Harm Wülf – There’s Honey In The Soil So We Wait For The Till
I had a grandfather who traveled the country as a journalist, interviewing union leaders. This generally happened on Greyhoud buses, because if you were a man of the people back then, you wanted to be seen in the common man’s transportation. During a disproportionate number of these interviews, someone was softly playing a guitar in the background and singing. It sounds exactly like Harm Wülf. Despite the cute somewhat edgy name and the aura of mysterious darkness, Harm Wülf is a fifteenth-generation copy of a copy from four generations ago. Soft guitar playing uses only about three strum patterns and gently loops over a verse and chorus while the half-whispered, half-sung vocals are the real focus. This is how college weenies have been getting laid since 4,000 B.C. It seems deep on the surface, but it’s really a pile of cliches, starting with the awkward and obviously imitative title.
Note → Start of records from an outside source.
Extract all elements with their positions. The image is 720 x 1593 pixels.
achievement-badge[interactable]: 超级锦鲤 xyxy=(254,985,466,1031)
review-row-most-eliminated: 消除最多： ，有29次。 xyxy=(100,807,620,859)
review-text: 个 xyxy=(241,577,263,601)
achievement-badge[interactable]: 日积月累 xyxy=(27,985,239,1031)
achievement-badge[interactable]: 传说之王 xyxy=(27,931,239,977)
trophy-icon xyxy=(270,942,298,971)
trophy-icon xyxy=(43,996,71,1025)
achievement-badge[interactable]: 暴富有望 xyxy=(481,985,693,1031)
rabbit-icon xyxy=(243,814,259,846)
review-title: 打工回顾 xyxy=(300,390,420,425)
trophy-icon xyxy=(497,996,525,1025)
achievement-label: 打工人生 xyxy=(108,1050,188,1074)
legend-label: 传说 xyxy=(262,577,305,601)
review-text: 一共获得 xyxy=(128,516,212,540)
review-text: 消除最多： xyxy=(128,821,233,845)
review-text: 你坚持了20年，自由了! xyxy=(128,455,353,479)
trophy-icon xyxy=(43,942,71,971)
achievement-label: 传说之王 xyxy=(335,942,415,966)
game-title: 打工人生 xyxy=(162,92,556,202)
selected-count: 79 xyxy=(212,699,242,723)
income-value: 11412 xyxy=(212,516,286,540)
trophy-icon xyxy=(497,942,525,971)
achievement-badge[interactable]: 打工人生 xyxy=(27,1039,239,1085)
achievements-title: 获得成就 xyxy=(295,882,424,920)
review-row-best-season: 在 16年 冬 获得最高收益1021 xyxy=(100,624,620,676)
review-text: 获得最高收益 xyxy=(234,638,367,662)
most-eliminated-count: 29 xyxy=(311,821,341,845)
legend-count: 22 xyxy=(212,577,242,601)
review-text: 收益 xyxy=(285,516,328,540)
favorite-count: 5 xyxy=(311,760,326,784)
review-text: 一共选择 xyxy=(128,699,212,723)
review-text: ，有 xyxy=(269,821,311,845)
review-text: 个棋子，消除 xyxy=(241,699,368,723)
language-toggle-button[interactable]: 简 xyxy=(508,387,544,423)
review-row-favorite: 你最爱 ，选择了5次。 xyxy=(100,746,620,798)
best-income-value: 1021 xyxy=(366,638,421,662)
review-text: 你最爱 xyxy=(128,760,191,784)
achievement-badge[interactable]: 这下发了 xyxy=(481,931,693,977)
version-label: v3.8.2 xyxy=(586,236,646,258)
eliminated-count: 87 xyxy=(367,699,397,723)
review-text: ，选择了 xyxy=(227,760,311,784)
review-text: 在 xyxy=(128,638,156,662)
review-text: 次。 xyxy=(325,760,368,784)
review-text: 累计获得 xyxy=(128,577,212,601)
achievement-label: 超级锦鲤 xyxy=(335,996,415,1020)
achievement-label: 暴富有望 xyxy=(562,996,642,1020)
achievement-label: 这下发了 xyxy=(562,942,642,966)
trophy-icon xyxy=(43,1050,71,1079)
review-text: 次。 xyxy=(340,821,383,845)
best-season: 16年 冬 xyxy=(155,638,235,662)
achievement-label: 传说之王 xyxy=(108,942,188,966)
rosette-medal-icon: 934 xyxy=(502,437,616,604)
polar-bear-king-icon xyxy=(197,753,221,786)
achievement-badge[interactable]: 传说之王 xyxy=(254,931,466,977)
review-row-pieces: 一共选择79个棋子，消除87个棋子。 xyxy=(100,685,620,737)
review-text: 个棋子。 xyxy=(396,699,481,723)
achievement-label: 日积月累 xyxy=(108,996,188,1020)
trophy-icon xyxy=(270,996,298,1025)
It wants to emulate a well-known post-Neurosis project, but that’s actually good. This is just rehash, reheated and disguised behind a single sprig of parsley.
Ayreon – The Theory of Everything
Oddly, this band merges 1970s prog rock sounds with 1980s pop and ends up mixing in a number of diverse influences that, per the nature of ambitious merges, default to a common ancestor. Thus this album ends up being ambitious AOR with periodic metal riffs, a lot of keyboards, and a lot of cheesy vocals. If you like walking turds like Helloween’s Keeper of the Seven Keys this cheese-fest will delight you. It is not as pretentious as the 1970s progressive rock that defined the genre, but it’s also uncannily pop which makes it hard for an experienced listener to tolerate. Musically, it is better than average, other than a lack of melodic development or use of harmony and key as we’d expect from a prog band. Aesthetically, it’s the contemporary equivalent of Boston or Asia or any of those other prog-soundalikes that never crossed that line to got full-on hardcore.
Deathbreed – Your Stigmata
Fairly standard deathcore, Deathbreed sounds death but doesn’t feel deathy. That is, there’s a lot of quoting of classic motifs from death metal, but they don’t get developed, and the band has no agenda so they end up at a musical LCD that’s basically rock made like a punk band would if using metal riffs. The result is predictable, but that’s not its problem. What kills it is that it has nothing to express. Even teenagers bleating out predictable platitudes about their trivial problems would be more realistic than this photocopy of a photocopy (with added jump-beats for the slower kids).
Ulcerate – Vermis
On Vermis, Ulcerate once again fool the gullible into thinking that “if it’s needlessly discordant and has growls on it, it’s the NEW and EVOLVED death metal,” only it’s not that apt. Underneath all the wankery, you’ll discover the songs never really go anywhere beyond the idea established in the beginning. All the superficially chaotic sounds render a meta-atmosphere of insanity through discordance, but the one fixed mode of expression this dwells in makes it all very obvious by the first track’s conclusion.